Ma quale mancanza di spirito critico occorre per canonizzare la Comune, dichiararla infallibile, pretendere che per ogni casa bruciata, per ogni ostaggio fucilato si sia agito impeccabilmente, senza il minimo errore! Non equivale forse a sostenere che nella settimana di maggio il popolo ha fucilato solo coloro che lo meritavano, non uno in più, che ha bruciato solo gli edifici che dovevano essere bruciati, non uno in più? È la stessa cosa che dire che durante la prima rivoluzione francese ogni ghigliottino ha avuto solo il suo dovuto, prima quelli che sono stati inviati al patibolo su ordine di Robespierre, poi Robespierre stesso? Ecco a cosa si arriva quando persone di un ambiente molto pacifico vorrebbero apparire terrificanti.

Basta. Nonostante tutte queste sciocchezze degli emigrati e tutti questi tentativi folli di prestare al piccolo Carlo (o Edouard?) un'aria terribile, non si può non vedere in questo programma un grande passo avanti. È il primo manifesto in cui gli operai francesi si associano al comunismo moderno tedesco. E per di più, operai appartenenti alla corrente che considera i francesi come il popolo eletto della rivoluzione e Parigi come la Gerusalemme rivoluzionaria. Che siano giunti a questo punto è un merito incontestabile di Valiant, la cui firma è apposta tra le altre in calce al manifesto e che, com'è noto, conosce a fondo il tedesco e la letteratura socialista tedesca. Quanto agli operai socialisti tedeschi, che nel 1870 hanno dimostrato di essere completamente esenti da sciovinismo nazionale, possono vedere un buon segno nel fatto che gli operai francesi adottano tesi teoriche giuste, anche se provengono dalla Germania.
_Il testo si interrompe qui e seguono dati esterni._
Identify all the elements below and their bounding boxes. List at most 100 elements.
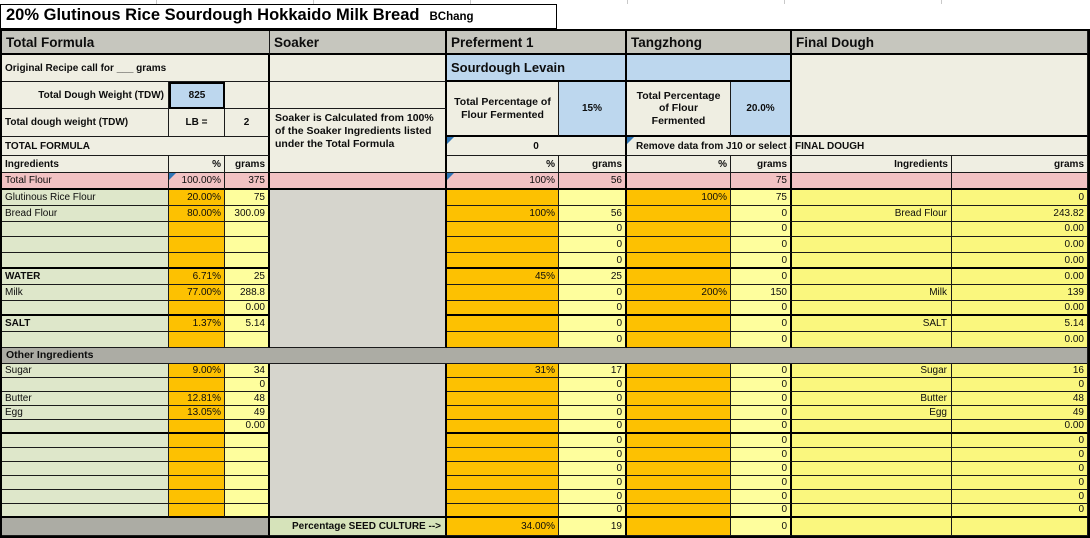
soaker-pink-cell[interactable] — [270, 173, 447, 190]
fd-ingredient-cell[interactable] — [792, 237, 952, 254]
preferment-grams-cell[interactable]: 0 — [559, 237, 627, 254]
preferment-percent-cell[interactable] — [447, 237, 559, 254]
fd-grams-cell[interactable]: 0 — [952, 489, 1088, 504]
lb-value-cell[interactable]: 2 — [225, 109, 270, 137]
tf-percent-cell[interactable] — [169, 332, 225, 348]
tangzhong-pct-fermented-value[interactable]: 20.0% — [731, 82, 792, 137]
seed-culture-grams-cell[interactable]: 19 — [559, 517, 627, 536]
tangzhong-percent-cell[interactable] — [627, 205, 731, 222]
ingredient-label-cell[interactable] — [2, 503, 169, 518]
tangzhong-grams-cell[interactable]: 0 — [731, 316, 792, 333]
tangzhong-percent-cell[interactable] — [627, 363, 731, 378]
tangzhong-percent-cell[interactable] — [627, 221, 731, 238]
tf-grams-cell[interactable] — [225, 461, 270, 476]
fd-grams-cell[interactable]: 0.00 — [952, 419, 1088, 434]
lb-label-cell[interactable]: LB = — [169, 109, 225, 137]
tangzhong-bottom-pct-cell[interactable] — [627, 517, 731, 536]
preferment-grams-cell[interactable]: 0 — [559, 405, 627, 420]
tf-percent-cell[interactable]: 80.00% — [169, 205, 225, 222]
fd-ingredient-cell[interactable] — [792, 489, 952, 504]
preferment-percent-cell[interactable] — [447, 253, 559, 269]
sourdough-levain-cell[interactable]: Sourdough Levain — [447, 55, 627, 82]
tangzhong-percent-cell[interactable] — [627, 237, 731, 254]
ingredient-label-cell[interactable] — [2, 237, 169, 254]
preferment-percent-cell[interactable] — [447, 489, 559, 504]
fd-ingredient-cell[interactable] — [792, 419, 952, 434]
tf-pct-header[interactable]: % — [169, 156, 225, 173]
tf-percent-cell[interactable] — [169, 475, 225, 490]
fd-ingredient-cell[interactable] — [792, 268, 952, 285]
fd-ingredient-cell[interactable] — [792, 300, 952, 317]
fd-ingredient-cell[interactable] — [792, 475, 952, 490]
tf-grams-header[interactable]: grams — [225, 156, 270, 173]
fd-grams-cell[interactable]: 0 — [952, 503, 1088, 518]
tf-percent-cell[interactable] — [169, 461, 225, 476]
preferment-percent-cell[interactable]: 100% — [447, 205, 559, 222]
fd-grams-cell[interactable]: 0.00 — [952, 268, 1088, 285]
ingredient-label-cell[interactable] — [2, 475, 169, 490]
preferment-percent-cell[interactable] — [447, 503, 559, 518]
tf-grams-cell[interactable]: 49 — [225, 405, 270, 420]
preferment-grams-cell[interactable]: 17 — [559, 363, 627, 378]
soaker-empty-block-lower[interactable] — [270, 363, 447, 518]
tdw-blank-cell[interactable] — [225, 82, 270, 109]
fd-ingredient-cell[interactable]: SALT — [792, 316, 952, 333]
other-ingredients-band[interactable]: Other Ingredients — [2, 347, 1088, 364]
preferment-total-flour-grams-cell[interactable]: 56 — [559, 173, 627, 190]
section-header-final-dough[interactable]: Final Dough — [792, 31, 1088, 55]
tf-grams-cell[interactable] — [225, 221, 270, 238]
preferment-percent-cell[interactable] — [447, 300, 559, 317]
tf-percent-cell[interactable]: 6.71% — [169, 268, 225, 285]
final-dough-blank-block[interactable] — [792, 55, 1088, 137]
fd-grams-cell[interactable]: 0 — [952, 190, 1088, 206]
preferment-percent-cell[interactable] — [447, 447, 559, 462]
preferment-percent-cell[interactable] — [447, 461, 559, 476]
fd-bottom-label-cell[interactable] — [792, 517, 952, 536]
tf-percent-cell[interactable] — [169, 447, 225, 462]
ingredient-label-cell[interactable] — [2, 461, 169, 476]
section-header-tangzhong[interactable]: Tangzhong — [627, 31, 792, 55]
total-flour-grams-cell[interactable]: 375 — [225, 173, 270, 190]
tf-percent-cell[interactable] — [169, 221, 225, 238]
tf-percent-cell[interactable]: 9.00% — [169, 363, 225, 378]
fd-grams-cell[interactable]: 0 — [952, 461, 1088, 476]
total-flour-pct-cell[interactable]: 100.00% — [169, 173, 225, 190]
fd-ingredient-cell[interactable] — [792, 433, 952, 448]
tangzhong-grams-cell[interactable]: 0 — [731, 419, 792, 434]
fd-grams-cell[interactable]: 5.14 — [952, 316, 1088, 333]
tangzhong-percent-cell[interactable] — [627, 405, 731, 420]
tf-percent-cell[interactable]: 13.05% — [169, 405, 225, 420]
tf-grams-cell[interactable] — [225, 447, 270, 462]
fd-grams-cell[interactable]: 0.00 — [952, 332, 1088, 348]
tf-grams-cell[interactable]: 75 — [225, 190, 270, 206]
total-formula-label-cell[interactable]: TOTAL FORMULA — [2, 137, 270, 156]
ingredient-label-cell[interactable]: Sugar — [2, 363, 169, 378]
fd-grams-cell[interactable]: 0.00 — [952, 221, 1088, 238]
preferment-percent-cell[interactable] — [447, 221, 559, 238]
fd-ingredient-cell[interactable] — [792, 221, 952, 238]
fd-grams-cell[interactable]: 0.00 — [952, 300, 1088, 317]
tangzhong-grams-cell[interactable]: 0 — [731, 221, 792, 238]
section-header-total-formula[interactable]: Total Formula — [2, 31, 270, 55]
ingredient-label-cell[interactable]: WATER — [2, 268, 169, 285]
ingredient-label-cell[interactable]: Glutinous Rice Flour — [2, 190, 169, 206]
fd-bottom-grams-cell[interactable] — [952, 517, 1088, 536]
fd-ingredient-cell[interactable]: Butter — [792, 391, 952, 406]
fd-ingredient-cell[interactable] — [792, 377, 952, 392]
preferment-grams-cell[interactable]: 0 — [559, 391, 627, 406]
ingredient-label-cell[interactable] — [2, 300, 169, 317]
soaker-blank-cell-1[interactable] — [270, 55, 447, 82]
tangzhong-grams-header[interactable]: grams — [731, 156, 792, 173]
tangzhong-grams-cell[interactable]: 0 — [731, 433, 792, 448]
fd-grams-cell[interactable]: 0.00 — [952, 253, 1088, 269]
fd-ingredient-cell[interactable] — [792, 461, 952, 476]
tf-grams-cell[interactable]: 25 — [225, 268, 270, 285]
fd-ingredient-cell[interactable] — [792, 447, 952, 462]
tf-percent-cell[interactable] — [169, 489, 225, 504]
ingredient-label-cell[interactable] — [2, 332, 169, 348]
fd-ingredient-cell[interactable] — [792, 503, 952, 518]
tf-grams-cell[interactable] — [225, 433, 270, 448]
recipe-title-cell[interactable]: 20% Glutinous Rice Sourdough Hokkaido Mi… — [0, 4, 557, 29]
tangzhong-percent-cell[interactable] — [627, 475, 731, 490]
tangzhong-total-flour-grams-cell[interactable]: 75 — [731, 173, 792, 190]
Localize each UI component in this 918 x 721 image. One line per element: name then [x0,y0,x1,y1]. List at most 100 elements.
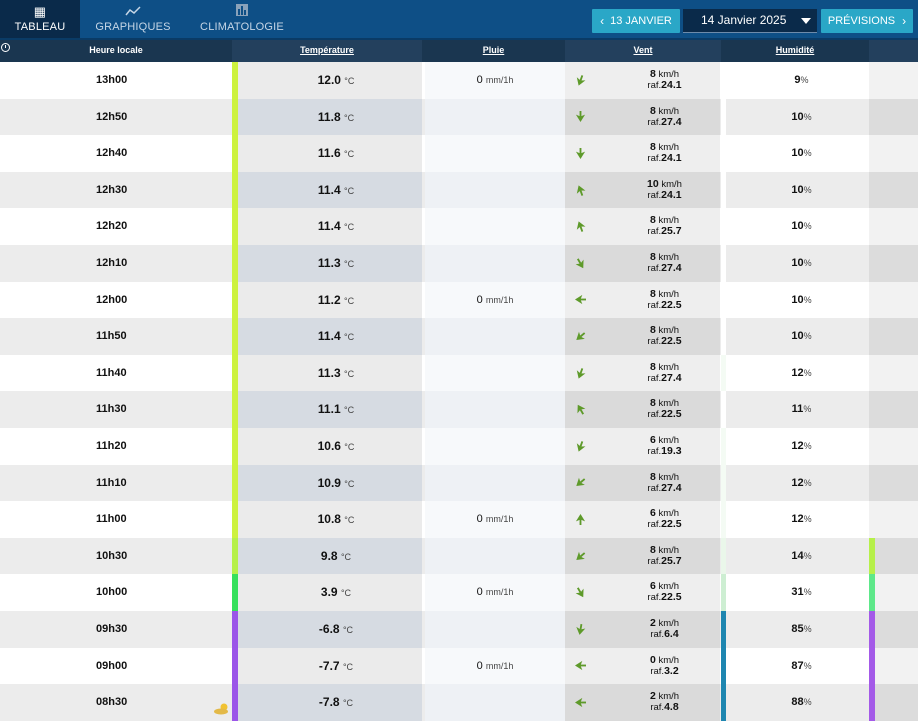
temperature-value: 12.0 [317,73,341,87]
row-wind: 2 km/h raf.6.4 [595,610,720,648]
extra-color-bar [869,427,875,465]
row-wind-direction [565,208,595,245]
header-extra [869,40,918,62]
row-wind-direction [565,281,595,319]
header-wind[interactable]: Vent [565,40,721,62]
tab-tableau[interactable]: ▦ TABLEAU [0,0,80,38]
temperature-color-bar [232,98,238,136]
header-temperature[interactable]: Température [232,40,422,62]
time-value: 11h20 [96,439,127,452]
wind-direction-arrow-icon [575,551,585,560]
header-humidity[interactable]: Humidité [775,45,815,55]
row-temperature: 11.3 °C [238,354,422,392]
time-value: 12h40 [96,147,128,160]
row-humidity: 11% [726,391,869,428]
row-time: 12h40 [0,135,232,172]
humidity-value: 10 [791,256,804,269]
extra-color-bar [869,574,875,611]
wind-speed-value: 2 [649,690,656,703]
humidity-value: 10 [791,147,804,160]
row-wind: 8 km/h raf.25.7 [595,208,720,245]
row-wind: 6 km/h raf.22.5 [595,501,720,538]
date-value: 14 Janvier 2025 [701,13,787,27]
temperature-unit: °C [344,441,355,452]
row-humidity: 12% [726,355,869,392]
wind-speed-value: 8 [649,397,656,410]
humidity-unit: % [803,514,812,525]
time-value: 10h30 [96,549,128,562]
gust-value: 22.5 [661,518,682,531]
table-row: 13h00 12.0 °C 0 mm/1h 8 km/h raf.24.1 9% [0,62,918,99]
gust-prefix: raf. [650,702,665,714]
row-time: 08h30 [0,684,232,721]
wind-speed-value: 8 [649,104,656,117]
row-rain [425,610,565,648]
previous-day-button[interactable]: ‹ 13 JANVIER [592,9,680,33]
row-rain [425,244,565,282]
gust-value: 27.4 [661,261,682,274]
gust-prefix: raf. [647,445,662,457]
tab-climatologie[interactable]: CLIMATOLOGIE [196,0,288,38]
header-rain[interactable]: Pluie [482,45,505,55]
wind-speed-value: 6 [649,507,656,520]
table-row: 10h30 9.8 °C 8 km/h raf.25.7 14% [0,537,918,575]
temperature-value: 11.4 [317,219,341,234]
tab-graphiques[interactable]: GRAPHIQUES [92,0,174,38]
humidity-color-bar [721,208,726,245]
table-row: 09h00 -7.7 °C 0 mm/1h 0 km/h raf.3.2 87% [0,647,918,685]
humidity-color-bar [721,244,726,282]
table-row: 11h00 10.8 °C 0 mm/1h 6 km/h raf.22.5 12% [0,501,918,538]
wind-direction-arrow-icon [576,184,585,196]
row-rain [425,208,565,245]
humidity-unit: % [803,623,812,634]
previous-day-label: 13 JANVIER [610,15,672,27]
forecast-button[interactable]: PRÉVISIONS › [821,9,913,33]
wind-speed-value: 8 [649,470,656,483]
row-rain: 0 mm/1h [425,574,565,611]
humidity-unit: % [803,404,812,415]
time-value: 12h50 [96,110,128,123]
row-extra [875,647,918,685]
humidity-color-bar [721,427,726,465]
row-time: 12h50 [0,99,232,136]
extra-color-bar [869,537,875,575]
row-wind: 6 km/h raf.19.3 [595,427,720,465]
row-rain: 0 mm/1h [425,501,565,538]
row-wind: 8 km/h raf.24.1 [595,135,720,172]
humidity-value: 31 [791,586,804,599]
row-wind-direction [565,647,595,685]
row-rain [425,354,565,392]
humidity-value: 87 [791,659,804,672]
temperature-unit: °C [342,624,354,635]
wind-direction-arrow-icon [576,74,585,86]
wind-direction-arrow-icon [575,623,585,635]
table-row: 11h20 10.6 °C 6 km/h raf.19.3 12% [0,427,918,465]
row-temperature: 9.8 °C [238,537,422,575]
gust-value: 25.7 [661,554,682,567]
row-humidity: 10% [726,245,869,282]
wind-unit: km/h [658,581,680,593]
temperature-color-bar [232,391,238,428]
date-select[interactable]: 14 Janvier 2025 [683,9,817,33]
time-value: 11h40 [96,366,127,379]
humidity-color-bar [721,98,726,136]
gust-prefix: raf. [647,299,662,311]
wind-direction-arrow-icon [576,440,585,452]
humidity-color-bar [721,610,726,648]
gust-prefix: raf. [650,628,665,640]
table-icon: ▦ [33,4,47,19]
row-extra [875,244,918,282]
row-time: 13h00 [0,62,232,99]
temperature-unit: °C [343,258,355,269]
header-time: Heure locale [89,45,143,55]
temperature-color-bar [232,62,238,99]
row-time: 11h10 [0,465,232,502]
row-temperature: -6.8 °C [238,610,422,648]
wind-unit: km/h [658,105,680,117]
row-humidity: 10% [726,135,869,172]
temperature-value: 10.9 [317,475,341,490]
row-rain: 0 mm/1h [425,62,565,99]
temperature-color-bar [232,501,238,538]
row-extra [875,537,918,575]
row-humidity: 31% [726,574,869,611]
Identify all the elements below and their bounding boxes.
[1] Il blanquismo fu un movimento dottrinale e attivista a favore, in primo luogo, della Repubblica e, una volta raggiunta, del comunismo in Francia, che era in vigore durante il diciannovesimo secolo, penetrò fino in fondo in modo dominante ed eccitante tra intellettuali e studenti, e fu anche caratterizzato da una forte disciplina rivoluzionaria combattiva. Deve il suo nome allo scrittore, politico e leader di questa fazione, il francese Louis Auguste Blanqui.

[2] Jacques-René Hébert (Alençon, 15 novembre 1757 – Parigi, 24 marzo 1794) è stato un giornalista e rivoluzionario francese. Fondatore nel 1790 del giornale Le Père Duchesne, iscritto al Club dei Cordiglieri e a quello dei Giacobini, divenne il rappresentante, dopo gli arrabbiati, dell'ala più radicale della Rivoluzione francese, dagli avversari chiamata "gruppo degli esagerati" o hébertisti. Fu arrestato e giustiziato durante il Regime del Terrore.

[3] Il Kulturkampf (in italiano: battaglia culturale o, in un senso più aggressivo, battaglia di civiltà) è il nome con il quale fu definita la accesa lotta politica e culturale che vide coinvolti la Chiesa cattolica e gli Stati tedeschi nel periodo che va dalla fine del Concilio Vaticano I (1867-1870) ai primi decenni successivi alla fondazione dell'Impero tedesco (1871-1919). Più specificatamente, con il termine si riassume anche tutta la legislazione anticuriale e anticlericale posta in essere dal governo tedesco in quegli anni.